> That said, Common Lisp is weird. What I find particularly jarring is that functions and variables live in different namespaces: if you put a function into a variable, you can’t just use it like a function, you have to funcall it.
Unless I’m misunderstanding, the author sounds like a developer that’s primarily used JS. It’s really not abnormal to have to include parens after a method name in a language, which indicating that you are calling a function.
> It’s really not abnormal to have to include parens after a method name in a language
That's not what he means. Assuming some pseudocode with a more common syntax to prune the parentheses question, Common lisp is doing this:
function f(x) { print(x) }
let a = f
funcall(a)(27) # prints 27
Whereas Scheme is doing this:
function f(x) { print(x) }
let a = f
a(27) # also prints 27
This is the fundamental difference between so-called Lisp-1 and Lisp-2 families, depending on whether functions and variable share the same namespace or if they have to be “lifted” from one to another through funcall.

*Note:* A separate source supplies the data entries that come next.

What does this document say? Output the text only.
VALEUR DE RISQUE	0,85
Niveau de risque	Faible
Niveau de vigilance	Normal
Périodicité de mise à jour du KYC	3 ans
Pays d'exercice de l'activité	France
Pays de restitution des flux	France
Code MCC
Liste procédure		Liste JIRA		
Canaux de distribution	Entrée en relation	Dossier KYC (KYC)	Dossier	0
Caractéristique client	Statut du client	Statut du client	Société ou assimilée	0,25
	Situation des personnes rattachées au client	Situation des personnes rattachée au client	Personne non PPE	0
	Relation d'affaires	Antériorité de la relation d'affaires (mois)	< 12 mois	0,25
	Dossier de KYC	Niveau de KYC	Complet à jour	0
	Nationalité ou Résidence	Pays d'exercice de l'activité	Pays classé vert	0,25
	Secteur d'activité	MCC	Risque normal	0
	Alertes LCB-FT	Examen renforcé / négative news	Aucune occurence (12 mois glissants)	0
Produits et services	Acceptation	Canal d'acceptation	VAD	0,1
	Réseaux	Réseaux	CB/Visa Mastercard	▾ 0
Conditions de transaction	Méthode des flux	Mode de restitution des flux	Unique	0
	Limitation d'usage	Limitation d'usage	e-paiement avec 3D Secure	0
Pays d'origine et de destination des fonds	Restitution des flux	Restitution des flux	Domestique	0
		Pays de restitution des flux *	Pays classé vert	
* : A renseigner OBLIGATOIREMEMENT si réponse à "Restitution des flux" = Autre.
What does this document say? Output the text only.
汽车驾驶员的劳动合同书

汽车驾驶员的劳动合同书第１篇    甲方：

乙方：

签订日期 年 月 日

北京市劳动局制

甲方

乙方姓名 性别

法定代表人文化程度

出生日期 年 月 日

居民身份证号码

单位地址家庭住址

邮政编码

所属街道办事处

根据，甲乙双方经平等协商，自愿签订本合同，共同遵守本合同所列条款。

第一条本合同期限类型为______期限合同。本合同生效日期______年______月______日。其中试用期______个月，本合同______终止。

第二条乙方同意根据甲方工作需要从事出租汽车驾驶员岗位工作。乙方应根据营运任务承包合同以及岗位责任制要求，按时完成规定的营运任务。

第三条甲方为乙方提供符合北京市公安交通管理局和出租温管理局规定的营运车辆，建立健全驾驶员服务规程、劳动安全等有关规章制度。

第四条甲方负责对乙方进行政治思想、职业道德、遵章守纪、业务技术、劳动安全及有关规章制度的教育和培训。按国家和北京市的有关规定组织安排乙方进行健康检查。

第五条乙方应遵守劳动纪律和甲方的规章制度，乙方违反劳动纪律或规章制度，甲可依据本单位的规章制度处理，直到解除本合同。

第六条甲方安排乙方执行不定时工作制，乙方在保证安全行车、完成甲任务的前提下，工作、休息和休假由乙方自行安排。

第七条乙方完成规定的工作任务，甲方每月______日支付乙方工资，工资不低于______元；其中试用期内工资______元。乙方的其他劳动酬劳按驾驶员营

In common Lisp you can call a regular function defined with defun as (foo "something"), but if bar is a variable containing a fuction you have to use (funcall bar " something"). I agree that this is weird and confusing.
Unless I’m misunderstanding, the author sounds like a developer that’s primarily used JS. It’s really not abnormal to have to include parens after a method name in a language, which indicating that you are calling a function.